The IOW this week comes from Dr. Patrick Meloy, who used bedside ultrasound to rapidly triage and diagnose a woman who presented to the ER for abdominal pain. Recall that the first view to obtain in a young female patient with a positive pregnancy test and clinical suspicion for a ruptured ectopic is a RUQ FAST view. The presence of free fluid in the RUQ has been show to predict the need for operative treatment in this patient population. In Image 1 note the large quantity of hypoechoic free fluid in Morrison’s pouch and surrounding the liver.
Image 1
After visualizing the right upper quadrant, an image of the pelvis should be obtained. Image 2 is a sagittal cross-section of the uterus obtained by placing the probe just above the pubic bone with the indicator marker pointed towards the patient's head. In this view, we again see large free fluid. Here the blood around the uterus is partially clotted, so appears complex with internal echoes.
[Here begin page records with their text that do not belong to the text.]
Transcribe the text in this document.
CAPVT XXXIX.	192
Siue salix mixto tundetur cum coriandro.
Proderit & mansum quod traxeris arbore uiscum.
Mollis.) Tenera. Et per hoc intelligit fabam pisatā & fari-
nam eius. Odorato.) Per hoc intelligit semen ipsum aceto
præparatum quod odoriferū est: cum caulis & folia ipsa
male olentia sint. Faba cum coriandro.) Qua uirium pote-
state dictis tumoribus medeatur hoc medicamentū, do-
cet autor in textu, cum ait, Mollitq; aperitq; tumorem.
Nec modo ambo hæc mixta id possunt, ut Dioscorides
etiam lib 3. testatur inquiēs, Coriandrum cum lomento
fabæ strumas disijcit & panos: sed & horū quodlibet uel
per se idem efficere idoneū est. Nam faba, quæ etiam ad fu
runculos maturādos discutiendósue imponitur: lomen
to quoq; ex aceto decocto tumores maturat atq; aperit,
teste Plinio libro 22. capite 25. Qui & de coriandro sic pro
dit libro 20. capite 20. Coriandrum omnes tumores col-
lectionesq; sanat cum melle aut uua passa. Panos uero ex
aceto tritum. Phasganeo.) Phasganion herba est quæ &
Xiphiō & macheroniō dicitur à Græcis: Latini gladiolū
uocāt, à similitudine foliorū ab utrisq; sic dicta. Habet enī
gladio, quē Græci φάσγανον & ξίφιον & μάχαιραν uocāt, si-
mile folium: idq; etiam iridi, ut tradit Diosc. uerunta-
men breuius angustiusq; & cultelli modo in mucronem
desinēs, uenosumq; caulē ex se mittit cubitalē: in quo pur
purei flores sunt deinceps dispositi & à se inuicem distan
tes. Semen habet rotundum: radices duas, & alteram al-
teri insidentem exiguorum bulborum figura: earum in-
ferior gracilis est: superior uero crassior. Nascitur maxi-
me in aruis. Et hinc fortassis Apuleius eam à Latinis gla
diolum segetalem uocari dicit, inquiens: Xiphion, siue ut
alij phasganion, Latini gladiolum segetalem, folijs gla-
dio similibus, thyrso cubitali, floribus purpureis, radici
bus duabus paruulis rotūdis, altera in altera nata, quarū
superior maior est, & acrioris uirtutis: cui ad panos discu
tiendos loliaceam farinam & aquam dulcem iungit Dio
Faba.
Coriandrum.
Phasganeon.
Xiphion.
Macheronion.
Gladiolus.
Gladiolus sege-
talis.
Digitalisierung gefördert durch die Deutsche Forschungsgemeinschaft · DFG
In this view, we are also looking for evidence of an intrauterine pregnancy. Here we see the endometrial stripe, but no evidence of an IUP (defined as a gestational sac + either a yolk sac or a fetal pole). The presence of free fluid and the absence of an IUP in a patient with a positive pregnancy test should be considered a ruptured ectopic pregnancy until proven otherwise. In this case, OB-GYN was consulted immediately based on the bedside scan, and pt was taken to the OR.